In other patients, there is no clear precipitating factor, says Spencer, and the symptoms are likely triggered by environmental factors.
That said, “there is no doubt that those gut microbes play a major role in development of disease,” Alper said.
It’s more a question of how these different bacteria are interacting with one another along with people’s organ systems, Alper explained.
A diverse microbiome is consistently associated with a healthy gut.
Nearly all diseases are associated with a lower microbiota diversity, says Spencer.
The good news: the microbiome is malleable.

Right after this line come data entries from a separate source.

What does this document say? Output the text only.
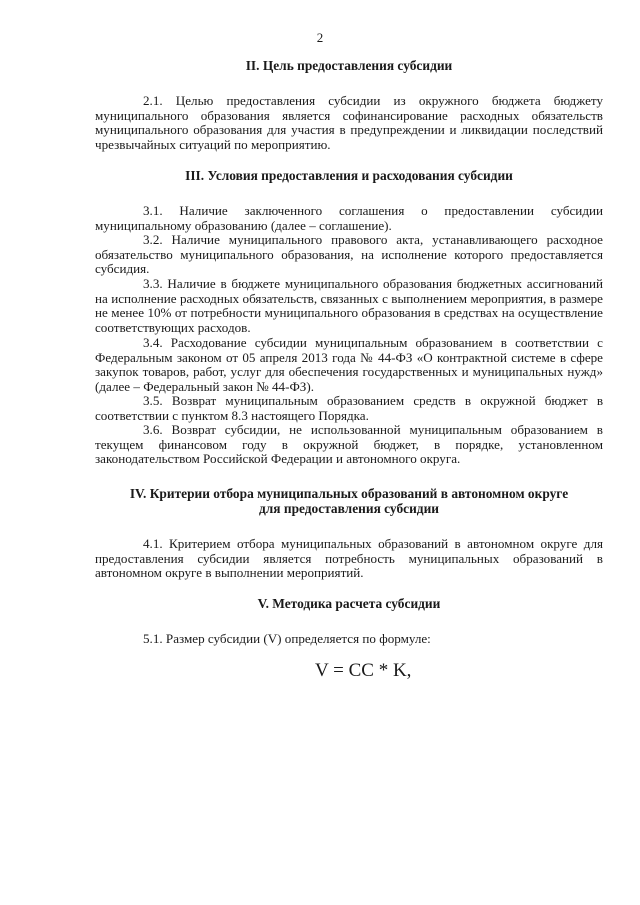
2
II. Цель предоставления субсидии

2.1. Целью предоставления субсидии из окружного бюджета бюджету муниципального образования является софинансирование расходных обязательств муниципального образования для участия в предупреждении и ликвидации последствий чрезвычайных ситуаций по мероприятию.

III. Условия предоставления и расходования субсидии

3.1. Наличие заключенного соглашения о предоставлении субсидии муниципальному образованию (далее – соглашение).

3.2. Наличие муниципального правового акта, устанавливающего расходное обязательство муниципального образования, на исполнение которого предоставляется субсидия.

3.3. Наличие в бюджете муниципального образования бюджетных ассигнований на исполнение расходных обязательств, связанных с выполнением мероприятия, в размере не менее 10% от потребности муниципального образования в средствах на осуществление соответствующих расходов.

3.4. Расходование субсидии муниципальным образованием в соответствии с Федеральным законом от 05 апреля 2013 года № 44-ФЗ «О контрактной системе в сфере закупок товаров, работ, услуг для обеспечения государственных и муниципальных нужд» (далее – Федеральный закон № 44-ФЗ).

3.5. Возврат муниципальным образованием средств в окружной бюджет в соответствии с пунктом 8.3 настоящего Порядка.

3.6. Возврат субсидии, не использованной муниципальным образованием в текущем финансовом году в окружной бюджет, в порядке, установленном законодательством Российской Федерации и автономного округа.

IV. Критерии отбора муниципальных образований в автономном округе
для предоставления субсидии

4.1. Критерием отбора муниципальных образований в автономном округе для предоставления субсидии является потребность муниципальных образований в автономном округе в выполнении мероприятий.

V. Методика расчета субсидии

5.1. Размер субсидии (V) определяется по формуле:

V = CC * K,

It can easily be influenced by special diets and medications like antibiotics, according to Alper.
For example, a
This shows “we may have the power to increase microbiome diversity with the food we eat,” Spencer said.
Alper recommends exercising caution when trying elimination diets.
Elimination diets can drastically change the gut microbiome and scientists are still uncovering the risks and benefits.
“We do know what a healthy gut microbiomes looks like, but we do know that a diverse gut microbiome is very important,” Alper said.
You want as many different types of gut bacteria as possible — which can be achieved through a diverse diet.
“Diversity, here, is extremely important,” Alper said.
Irritable bowel syndrome (IBS) may be influenced by abnormal levels of bacteria in your gut, aka the gut microbiota. Past research has identified an associated link between IBS and altered gut bacteria, however, it’s unclear how, exactly, the gut microbiome plays a role in the development of the disorder. More research is needed to better understand the link. A healthy gut microbiome is a diverse gut microbiome, and there are ways to improve the diversity of your gut bacteria.